特征配置
在 rank 阶段,需要调用打分模型服务。在这之前,需要从特征存储源里获取到 user 或者 item 的特征数据。在某些情况下,获取到的特征数据还需要进一步做处理,比如特征工程,根据已有的特征生成新的特征,根据现有特征进行组合等,这些需要 FeatureOp 实现。
Hologres
通过一个具体的例子,来详细的说明。
下面的配置中,live_feed 指的是场景名称。FeatureConfs 支持配置多个场景信息,在例子中,只配置了一个场景。
FeatureLoadConfs 定义了具体的特征获取逻辑,本身是一个列表,可以配置多个特征获取步骤。每个步骤又包括获取逻辑和特征处理逻辑。FeatureDaoConf 定义特征获取逻辑,Features 定义特征变换逻辑。

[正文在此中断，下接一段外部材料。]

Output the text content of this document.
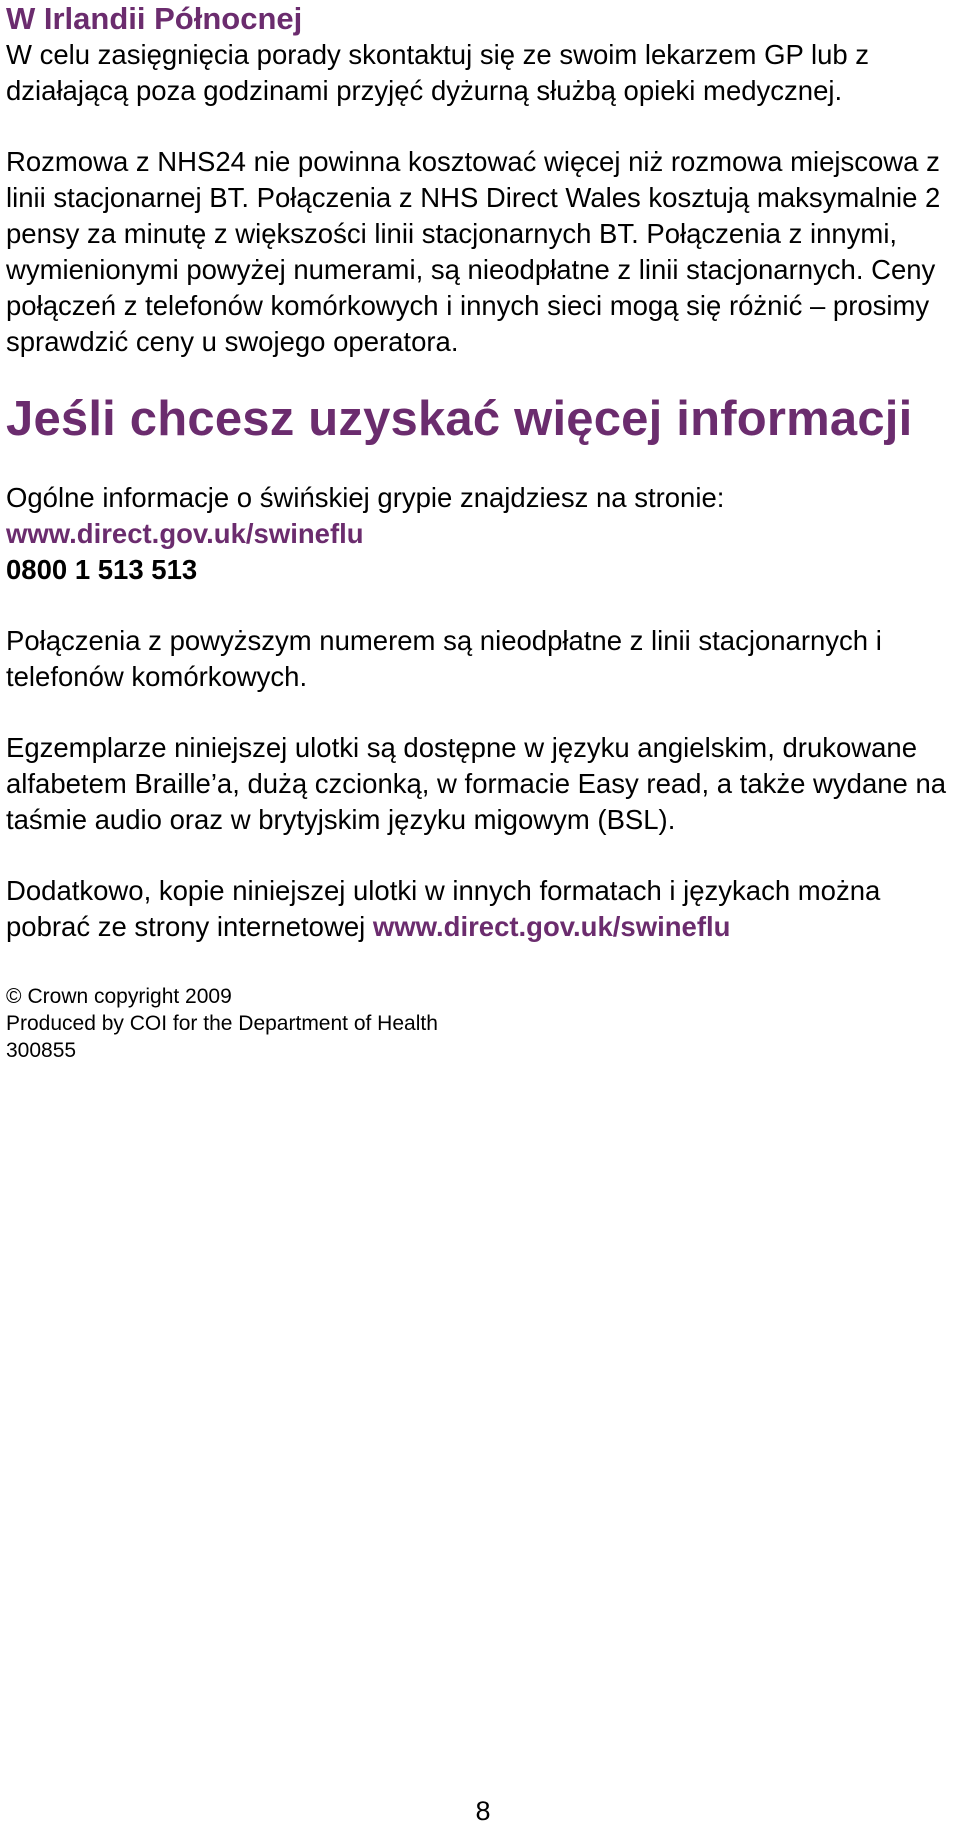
W Irlandii Północnej

W celu zasięgnięcia porady skontaktuj się ze swoim lekarzem GP lub z działającą poza godzinami przyjęć dyżurną służbą opieki medycznej.

Rozmowa z NHS24 nie powinna kosztować więcej niż rozmowa miejscowa z linii stacjonarnej BT. Połączenia z NHS Direct Wales kosztują maksymalnie 2 pensy za minutę z większości linii stacjonarnych BT. Połączenia z innymi, wymienionymi powyżej numerami, są nieodpłatne z linii stacjonarnych. Ceny połączeń z telefonów komórkowych i innych sieci mogą się różnić – prosimy sprawdzić ceny u swojego operatora.

Jeśli chcesz uzyskać więcej informacji

Ogólne informacje o świńskiej grypie znajdziesz na stronie:

www.direct.gov.uk/swineflu

0800 1 513 513

Połączenia z powyższym numerem są nieodpłatne z linii stacjonarnych i telefonów komórkowych.

Egzemplarze niniejszej ulotki są dostępne w języku angielskim, drukowane alfabetem Braille’a, dużą czcionką, w formacie Easy read, a także wydane na taśmie audio oraz w brytyjskim języku migowym (BSL).

Dodatkowo, kopie niniejszej ulotki w innych formatach i językach można pobrać ze strony internetowej www.direct.gov.uk/swineflu

© Crown copyright 2009

Produced by COI for the Department of Health

300855

8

FeatureDaoConf 提供了配置存在哪里,以及获取具体的获取逻辑。
AdapterType 数据源类型,目前支持 hologres, redis, tablestore
HologresName 配置的 hologres 名称,名称可以从 HologresConfs 找到
FeatureKey 根据哪个值,去从表里查找特征数据。FeatureKey 标明查找的值来自于 user 或者 item 的哪个字段。比如,
user:uid
获取 user 的 uid 属性值,item:pair_id
获取 item 的 pair_id 的属性值UserFeatureKeyName 表里的字段名称,这个字段的值就是 FeatureKey
HologresTableName 表名称
UserSelectFields select 获取的字段
ItemSelectFields 获取 item 特征的字段列表, * 说明获取表的所有字段
FeatureStore 特征获取到之后,存储到哪里。user 和 item 都有属性的字段,Properties, 这个 Properties 是个 map, 用来存储特征数据
获取 user 特征可以这样理解
SELECT ${UserSelectFields} FROM ${HologresTableName} WHERE ${UserFeatureKeyName} = ${FeatureKey} 。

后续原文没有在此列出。